Persico, révélation du dernier Tour (5e) et médaillée de bronze sur route aux récents Championnats du monde de Wollongong, est devenue une amie. Elle passera d’ailleurs la saison morte à la résidence de la Québécoise dans le Pays basque. L’Italienne de 25 ans faisait cuire les pâtes au moment de l’entrevue…

Comme son amie, Baril dit avoir d’abord reçu une offre de contrat de trois ou quatre ans, mais a préféré s’en tenir à deux, soit la durée de son entente avec son agent. Si tout se passe comme elle le souhaite, elle se voit prolonger ce pacte dès l’année prochaine, auquel cas elle n’aura pas à verser un pourcentage à son représentant actuel.

L’effectif et l’entourage de la formation seront considérablement remodelés, ce qui lui procure une grande confiance.

Une politique « contre-productive »

Comme Nord-Américaine, Baril s’estime privilégiée d’atteindre le plus haut niveau. Avec la jeune Magdeleine Vallières Mill, qui en sera à sa deuxième année de contrat avec EF Education-TIBCO-SVB, et la vétérane albertaine Alison Jackson, qui la rejoindra chez EF, Baril devrait être l’une des trois seules Canadiennes dans une équipe du WorldTour en 2023.

Avec Israel-Premier Tech qui devrait passer en deuxième division, le junior ontarien Michael Leonard, nouveau venu de 18 ans chez Ineos-Grenadier, pourrait être le seul chez les hommes.

« Avec la situation du vélo au Canada, c’est un exploit en soi de se rendre là », a affirmé Baril, rappelant que tous les représentants de la feuille d’érable ont dû payer leur billet d’avion au minimum pour prendre part aux Mondiaux en Australie, où elle a terminé 37e. « On est presque l’un des seuls pays comme ça. On est un pays bien développé, ce n’est pas comme si on était un pays du tiers-monde qui n’a pas d’argent pour nous envoyer là. »

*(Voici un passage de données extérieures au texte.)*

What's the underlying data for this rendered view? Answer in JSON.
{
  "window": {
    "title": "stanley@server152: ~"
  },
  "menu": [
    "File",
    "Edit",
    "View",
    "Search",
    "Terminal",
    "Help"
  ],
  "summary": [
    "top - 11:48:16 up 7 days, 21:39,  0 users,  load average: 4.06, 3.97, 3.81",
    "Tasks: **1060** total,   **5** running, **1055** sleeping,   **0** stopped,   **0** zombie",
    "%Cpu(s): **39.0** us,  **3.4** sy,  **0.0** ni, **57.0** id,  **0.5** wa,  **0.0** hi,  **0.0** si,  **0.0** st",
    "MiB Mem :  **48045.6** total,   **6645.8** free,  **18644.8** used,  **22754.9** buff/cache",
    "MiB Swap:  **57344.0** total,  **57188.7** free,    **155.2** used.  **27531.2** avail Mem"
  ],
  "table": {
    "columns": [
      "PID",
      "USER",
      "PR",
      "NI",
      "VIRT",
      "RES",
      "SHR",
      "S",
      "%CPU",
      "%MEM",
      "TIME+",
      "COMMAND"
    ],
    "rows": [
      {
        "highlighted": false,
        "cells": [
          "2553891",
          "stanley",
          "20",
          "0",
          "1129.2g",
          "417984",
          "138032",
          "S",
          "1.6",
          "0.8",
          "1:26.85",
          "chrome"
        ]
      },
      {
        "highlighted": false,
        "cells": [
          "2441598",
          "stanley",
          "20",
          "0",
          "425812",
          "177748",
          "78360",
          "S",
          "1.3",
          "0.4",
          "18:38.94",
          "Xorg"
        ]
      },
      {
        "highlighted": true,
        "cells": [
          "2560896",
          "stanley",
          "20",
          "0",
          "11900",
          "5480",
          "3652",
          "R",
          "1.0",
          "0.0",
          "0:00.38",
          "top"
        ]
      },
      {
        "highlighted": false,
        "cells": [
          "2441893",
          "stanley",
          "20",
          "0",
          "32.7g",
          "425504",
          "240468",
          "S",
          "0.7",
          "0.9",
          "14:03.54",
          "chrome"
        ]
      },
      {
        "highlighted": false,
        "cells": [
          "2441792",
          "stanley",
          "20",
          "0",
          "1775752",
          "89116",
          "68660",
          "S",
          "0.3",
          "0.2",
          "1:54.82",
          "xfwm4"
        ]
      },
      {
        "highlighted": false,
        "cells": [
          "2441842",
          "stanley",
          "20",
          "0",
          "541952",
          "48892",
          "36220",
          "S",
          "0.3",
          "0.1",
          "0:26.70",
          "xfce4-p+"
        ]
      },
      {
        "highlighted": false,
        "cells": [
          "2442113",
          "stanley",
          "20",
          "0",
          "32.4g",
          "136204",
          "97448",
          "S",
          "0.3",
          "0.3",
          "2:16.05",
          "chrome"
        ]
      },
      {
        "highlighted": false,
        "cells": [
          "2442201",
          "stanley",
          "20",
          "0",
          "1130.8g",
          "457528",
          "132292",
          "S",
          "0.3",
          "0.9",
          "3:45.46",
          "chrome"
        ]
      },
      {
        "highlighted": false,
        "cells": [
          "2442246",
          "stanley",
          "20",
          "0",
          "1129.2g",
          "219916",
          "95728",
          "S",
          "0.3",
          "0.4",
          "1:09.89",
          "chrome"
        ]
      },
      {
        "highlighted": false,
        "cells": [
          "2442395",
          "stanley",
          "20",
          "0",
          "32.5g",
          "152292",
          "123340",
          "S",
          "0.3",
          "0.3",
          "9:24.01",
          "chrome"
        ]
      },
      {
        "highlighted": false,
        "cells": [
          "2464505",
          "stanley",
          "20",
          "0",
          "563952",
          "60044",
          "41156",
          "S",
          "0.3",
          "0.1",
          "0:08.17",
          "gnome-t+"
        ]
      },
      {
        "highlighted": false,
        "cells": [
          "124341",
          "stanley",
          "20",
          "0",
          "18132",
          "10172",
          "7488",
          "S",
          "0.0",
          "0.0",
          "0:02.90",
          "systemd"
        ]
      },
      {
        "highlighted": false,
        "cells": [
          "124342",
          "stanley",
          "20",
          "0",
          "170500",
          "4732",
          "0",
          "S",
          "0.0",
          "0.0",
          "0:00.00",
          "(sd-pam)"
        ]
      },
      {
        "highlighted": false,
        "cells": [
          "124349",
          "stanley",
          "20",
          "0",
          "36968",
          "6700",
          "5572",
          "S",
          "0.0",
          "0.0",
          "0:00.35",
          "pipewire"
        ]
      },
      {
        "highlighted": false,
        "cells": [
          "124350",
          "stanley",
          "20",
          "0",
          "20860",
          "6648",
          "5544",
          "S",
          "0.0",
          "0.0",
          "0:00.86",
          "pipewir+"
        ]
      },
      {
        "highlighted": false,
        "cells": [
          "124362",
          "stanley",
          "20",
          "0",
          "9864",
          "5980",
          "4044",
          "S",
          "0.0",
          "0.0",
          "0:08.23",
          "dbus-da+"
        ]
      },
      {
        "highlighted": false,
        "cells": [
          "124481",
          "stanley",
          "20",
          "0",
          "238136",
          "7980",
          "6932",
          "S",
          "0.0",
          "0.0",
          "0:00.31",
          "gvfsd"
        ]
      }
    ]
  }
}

À l’instar de son coéquipier Pier-André Côté, elle juge « contre-productive » cette politique de Cyclisme Canada dans un contexte de sport d’équipe. « Si tu n’es pas le leader, ça ne te donne pas envie de travailler pour quelqu’un d’autre quand tu as payé 4000 $ pour te rendre là. Tu n’as pas envie de ne pas finir la course. Ça fait que l’équipe, ça ne marche pas. »

Cette situation fâcheuse a pu être atténuée en Australie parce qu’un « commanditaire qui veut rester anonyme » a accepté de financer chacune des coureuses à la hauteur de 2500 $. À l’origine, il leur a même offert 3000 $ chacune « pour boycotter les Mondiaux » à l’image de leurs collègues masculins…

Mais les Mondiaux, ça reste les Mondiaux. On travaille fort toute l’année pour ça. On comprend qu’on veut passer un message, mais ça ne devrait pas être les athlètes qui en souffrent.

Olivia Baril

Après s’être ouvert un genou sur une chute à la troisième étape du Giro, Baril a tout fait pour revenir à temps pour le Tour de France trois semaines plus tard. À la réflexion, elle juge que cette course contre la montre a sapé ses énergies pour le reste de la saison. Sa participation annoncée au Tour de Romandie le mois prochain ne se matérialisera donc pas.

En 2023, la grimpeuse s’attend à partager le leadership avec Persico sur certaines épreuves par étapes. « Par exemple, elle pourrait viser le classement général au Tour de France et moi, au Giro. J’aimerais être constante toute l’année. »

Dans deux semaines, elle prendra part à une première activité d’équipe à Abou Dhabi, avant de « reprendre en force » en novembre en vue de la prochaine campagne.